Iceberg breaks off glacier in Greenland

James Marshall
July 12, 2018

It broke off from Helheim Glacier in eastern Greenland on June 22 and captured by a team of scientists in real time. This attracted a lot of attention to an extraordinary event, because such data was compared to the distance from the bottom to the middle of Manhattan in NY. An illustrated overlay of the iceberg's dimensions is available here (Credit: Google Earth, Courtesy of Denise Holland):

According to the latest predictions, if the Western Antarctic Ice Sheet collapsed it could cause global sea levels to rise by ten feet, overwhelming coastal cities around the world like NY and Abu Dhabi. "By capturing how it unfolds, we can see, first-hand, its breath-taking significance".

Witnessing the phenomenon, also known as calving (the breaking off of large blocks of ice from a glacier), could help create more accurate simulations to help predict and plan for climate change, say the researchers.

"Knowing how come icebergs are important for modelling, because the icebergs ultimately determine global sea-level rise. The better we understand what is happening, the more precisely we can predict and plan for climate change", explains an employee at NY University, Denise Holland.

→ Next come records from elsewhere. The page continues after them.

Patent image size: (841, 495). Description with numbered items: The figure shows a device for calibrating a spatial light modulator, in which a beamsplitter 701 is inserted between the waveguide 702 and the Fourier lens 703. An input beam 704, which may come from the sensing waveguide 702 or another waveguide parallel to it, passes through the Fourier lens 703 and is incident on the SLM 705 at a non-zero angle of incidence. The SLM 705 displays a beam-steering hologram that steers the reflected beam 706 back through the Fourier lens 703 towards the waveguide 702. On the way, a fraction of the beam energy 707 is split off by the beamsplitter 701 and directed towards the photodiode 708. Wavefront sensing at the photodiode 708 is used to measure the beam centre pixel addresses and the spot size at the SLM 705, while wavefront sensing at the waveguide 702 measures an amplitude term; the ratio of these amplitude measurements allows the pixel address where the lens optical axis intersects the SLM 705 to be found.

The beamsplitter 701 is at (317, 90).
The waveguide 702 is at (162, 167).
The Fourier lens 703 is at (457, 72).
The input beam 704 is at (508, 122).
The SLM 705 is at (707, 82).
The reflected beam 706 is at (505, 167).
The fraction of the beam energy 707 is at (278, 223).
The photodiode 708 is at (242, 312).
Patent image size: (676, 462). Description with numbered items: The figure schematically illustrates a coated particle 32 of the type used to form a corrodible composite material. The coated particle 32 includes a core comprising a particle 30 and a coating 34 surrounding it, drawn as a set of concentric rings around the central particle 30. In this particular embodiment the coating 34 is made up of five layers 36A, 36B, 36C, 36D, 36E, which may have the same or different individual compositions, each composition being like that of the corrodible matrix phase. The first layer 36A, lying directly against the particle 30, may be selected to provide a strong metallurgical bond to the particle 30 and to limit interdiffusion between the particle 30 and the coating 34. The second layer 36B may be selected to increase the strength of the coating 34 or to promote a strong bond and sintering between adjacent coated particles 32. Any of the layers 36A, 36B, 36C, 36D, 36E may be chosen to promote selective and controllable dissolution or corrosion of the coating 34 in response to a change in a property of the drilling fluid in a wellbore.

Denise Holland, a research team field manager with NYU, caught the eye-opening occurrence on video, which condenses 30 minutes of activity down to about 90 seconds.

A massive iceberg that was part of a Greenland glacier has collapsed, leading to increased exposure of glacier ice to the ocean. As it does so, thin and tall icebergs-also known as pinnacle bergs-calve off and flip over.

The video shows a tabular (wide and flat) iceberg separate, then travel down the fjord where it smashes into another iceberg. It may also offer a chance to study iceberg calving.

A 2017 estimate suggested that a collapse of the entire the Western Antarctic Ice Sheet would result in a 10-foot-rise in sea level.

Perhaps the most drastic and devastating effect of the sea level rise is that according to experts and satellite surveillance there are many more fractures and breaks going on not only in Greenland but in Antarctica as well, and this is completely certain when these glaciers are looked down from space. Such events could help researchers understand how glaciers will respond to natural variability and human-induced changes.